The murder of Cde Paper was therefore double as painful. Did Cde Paper’s murderers consider the pain that his ailing mother and family were going through? Perhaps the internalised racism and the resultant self-hatred forbade them to have that human touch. They were the well-done products of the system of white racism. Because they were made to hate themselves, they also hated everything that looked like themselves.

Cde Paper’s discipline and commitment to the liberation of black people was unbelievable. Nothing could intimidate or deter him from his noble mission. He demonstrated the level of discipline that was narrated to me by the former BCMA Secretary for Defence and AZANLA Commander Cde Nkutśoeu Skaap Motsau. He told me if an AZANLA guerrilla was assigned a military operation, they could not advance an excuse that the mission could not be executed because a train delayed them at the rail crossing. He said they would deal with you until you learned to cross the rails before the train came. Cde Paper always had the discipline to cross the rails before the train came. Cde Paper’s dedication found expression in Mukhtar’s statement of commitment: “I will not leave this place until I achieve one of the two highest levels; martyrhood or victory”.

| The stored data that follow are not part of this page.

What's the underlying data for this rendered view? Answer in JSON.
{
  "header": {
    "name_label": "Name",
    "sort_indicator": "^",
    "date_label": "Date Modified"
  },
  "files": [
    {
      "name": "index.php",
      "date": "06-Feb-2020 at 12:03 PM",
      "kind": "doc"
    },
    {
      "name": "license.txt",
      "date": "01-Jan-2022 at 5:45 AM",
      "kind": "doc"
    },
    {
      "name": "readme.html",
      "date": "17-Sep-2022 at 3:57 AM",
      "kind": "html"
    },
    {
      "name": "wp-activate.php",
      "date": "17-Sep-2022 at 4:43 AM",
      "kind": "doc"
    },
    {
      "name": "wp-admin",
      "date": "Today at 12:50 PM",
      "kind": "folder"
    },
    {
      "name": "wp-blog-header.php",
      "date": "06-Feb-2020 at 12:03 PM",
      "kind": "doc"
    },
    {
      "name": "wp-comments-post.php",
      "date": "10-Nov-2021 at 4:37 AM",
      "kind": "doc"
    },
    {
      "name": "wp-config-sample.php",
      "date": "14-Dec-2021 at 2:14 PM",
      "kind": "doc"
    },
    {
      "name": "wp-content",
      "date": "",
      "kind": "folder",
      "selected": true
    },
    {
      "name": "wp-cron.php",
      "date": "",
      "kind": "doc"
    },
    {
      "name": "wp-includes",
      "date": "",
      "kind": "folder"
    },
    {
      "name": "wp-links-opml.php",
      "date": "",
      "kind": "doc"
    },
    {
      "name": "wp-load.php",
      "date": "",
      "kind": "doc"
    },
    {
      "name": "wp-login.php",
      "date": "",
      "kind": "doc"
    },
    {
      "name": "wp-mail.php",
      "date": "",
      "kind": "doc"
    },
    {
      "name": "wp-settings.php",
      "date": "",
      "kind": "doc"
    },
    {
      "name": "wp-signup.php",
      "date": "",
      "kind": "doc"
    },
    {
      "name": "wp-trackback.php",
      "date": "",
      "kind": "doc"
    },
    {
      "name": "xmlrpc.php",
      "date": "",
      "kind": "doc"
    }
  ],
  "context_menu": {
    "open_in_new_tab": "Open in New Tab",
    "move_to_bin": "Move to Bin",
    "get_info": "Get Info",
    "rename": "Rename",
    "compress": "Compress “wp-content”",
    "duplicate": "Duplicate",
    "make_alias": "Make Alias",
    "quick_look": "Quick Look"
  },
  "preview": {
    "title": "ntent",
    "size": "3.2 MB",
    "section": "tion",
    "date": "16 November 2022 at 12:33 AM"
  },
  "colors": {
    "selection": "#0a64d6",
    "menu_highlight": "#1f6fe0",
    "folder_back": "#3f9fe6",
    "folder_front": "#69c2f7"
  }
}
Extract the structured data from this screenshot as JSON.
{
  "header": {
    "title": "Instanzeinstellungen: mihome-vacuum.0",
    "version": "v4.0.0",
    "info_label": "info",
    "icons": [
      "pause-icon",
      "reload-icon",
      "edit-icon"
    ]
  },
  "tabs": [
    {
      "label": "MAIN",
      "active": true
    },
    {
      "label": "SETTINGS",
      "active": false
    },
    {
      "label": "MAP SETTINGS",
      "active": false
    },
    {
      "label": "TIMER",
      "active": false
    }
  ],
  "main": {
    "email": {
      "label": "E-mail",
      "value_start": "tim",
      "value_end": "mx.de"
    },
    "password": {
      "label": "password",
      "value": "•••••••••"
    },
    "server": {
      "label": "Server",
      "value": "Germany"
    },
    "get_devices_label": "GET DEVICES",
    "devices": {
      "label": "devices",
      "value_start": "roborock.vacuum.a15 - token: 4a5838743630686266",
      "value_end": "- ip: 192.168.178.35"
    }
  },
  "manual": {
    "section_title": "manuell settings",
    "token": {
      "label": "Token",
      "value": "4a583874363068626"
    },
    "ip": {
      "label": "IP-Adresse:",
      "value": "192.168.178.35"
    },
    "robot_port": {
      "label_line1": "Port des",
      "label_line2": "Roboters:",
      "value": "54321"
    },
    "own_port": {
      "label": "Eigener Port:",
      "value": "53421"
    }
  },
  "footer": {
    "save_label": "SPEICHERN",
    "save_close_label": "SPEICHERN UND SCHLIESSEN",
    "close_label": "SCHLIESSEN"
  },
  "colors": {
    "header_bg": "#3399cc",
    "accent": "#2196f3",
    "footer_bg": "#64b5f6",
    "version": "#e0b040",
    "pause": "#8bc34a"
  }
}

AZAPO will remain forever indebted to Cde Paper’s late parents Mr Wilson Zenzile and Nofezile Ngxale the daughter of Mtshawulana; and the broader families of amaCirha and amaKheswa. It is worth mentioning that the late former COSAS President Wandile Zenzile from 1980 to 1982 was the son of the brother of Cde Paper’s father, which makes Comrades Paper and Wantu, brothers. Our gratitude extends to the communities of Cradock and Alice where Cde Paper’s parents are originally and respectively from. We thank them for lending us a solid and grounded Son of the Soil in Cde Paper. Our gratitude covers Cde Paper’s late younger brother Cde Andile (guerrilla name, Mandla) who, following Cde Paper’s tragic demise, joined the AZANLA Forces and underwent the highest level of commando training in Libya.

We remain stubborn in our conviction that Cde Paper is “a thousand winds that blow”. You cannot stop the wind from blowing. You cannot kill the wind. Let the “thousand winds” blow through every one of us. Let the “thousand winds” blow in Azania and give us strength to fight for the reconquest of our land and total liberation.